Nigeria has committed to achieving net-zero carbon emissions by 2060 while underlining the importance of gas as a transition fuel. Are we really ready for this transition or is this just another lip service?

Yes, in my opinion, we are indeed ready for the transition. The government over the past couple of years has taken actionable steps to make this a reality. The Federal Government to reiterate the importance of gas as a transition fuel has declared January 1, 2021, to December 31, 2030, as “The Decade of Gas Development for Nigeria”.
Also, at the recently concluded Nigeria International Energy Summit (N.I.E.S.), the Honorable Minister of State for Petroleum Resources, Chief Timipre Sylva, reiterated the government’s objective to drive a new narrative making energy a cornerstone of the country’s Industry Policy’. One of the highlights of the Minister’s address was the government’s strategy to diversify Nigeria’s economy and drive industrialization through a focus on domestic utilisation of natural gas.
In Africa, the priority focus for the energy system is affordability, reliability, and clean energy.

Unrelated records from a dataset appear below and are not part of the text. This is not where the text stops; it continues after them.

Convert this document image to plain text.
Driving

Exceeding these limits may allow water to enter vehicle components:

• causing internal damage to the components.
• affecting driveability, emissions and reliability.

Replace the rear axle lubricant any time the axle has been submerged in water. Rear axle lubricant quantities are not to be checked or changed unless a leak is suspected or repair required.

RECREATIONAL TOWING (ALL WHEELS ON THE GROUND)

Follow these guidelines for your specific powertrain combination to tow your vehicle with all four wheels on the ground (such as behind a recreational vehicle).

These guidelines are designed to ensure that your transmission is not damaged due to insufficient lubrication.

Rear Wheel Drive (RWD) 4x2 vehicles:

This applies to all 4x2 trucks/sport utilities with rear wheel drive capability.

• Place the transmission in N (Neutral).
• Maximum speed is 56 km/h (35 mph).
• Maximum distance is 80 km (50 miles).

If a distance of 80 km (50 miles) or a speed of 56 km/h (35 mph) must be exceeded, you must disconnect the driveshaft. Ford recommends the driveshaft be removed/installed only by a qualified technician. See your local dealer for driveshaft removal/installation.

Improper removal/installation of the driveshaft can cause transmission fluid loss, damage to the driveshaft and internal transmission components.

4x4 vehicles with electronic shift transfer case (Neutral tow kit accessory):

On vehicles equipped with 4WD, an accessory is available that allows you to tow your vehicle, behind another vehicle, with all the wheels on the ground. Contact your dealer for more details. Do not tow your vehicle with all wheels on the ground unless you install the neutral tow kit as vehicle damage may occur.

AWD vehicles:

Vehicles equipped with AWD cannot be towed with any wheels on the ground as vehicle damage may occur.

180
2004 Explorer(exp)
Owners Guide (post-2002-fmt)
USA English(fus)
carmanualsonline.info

However, at this point, I should state that this transition must proceed at different paces. Africa’s energy system and the global energy system will not undergo transition at the same pace. This is due to local nuances such as the availability of natural resources, national policies that address climate change and air quality, energy security, affordability, the pace of economic growth, technological innovation, and choices made by end-users and consumers. To enable a seamless transition in Nigeria, the government must balance energy security with environmental sustainability positioning gas as a transition fuel.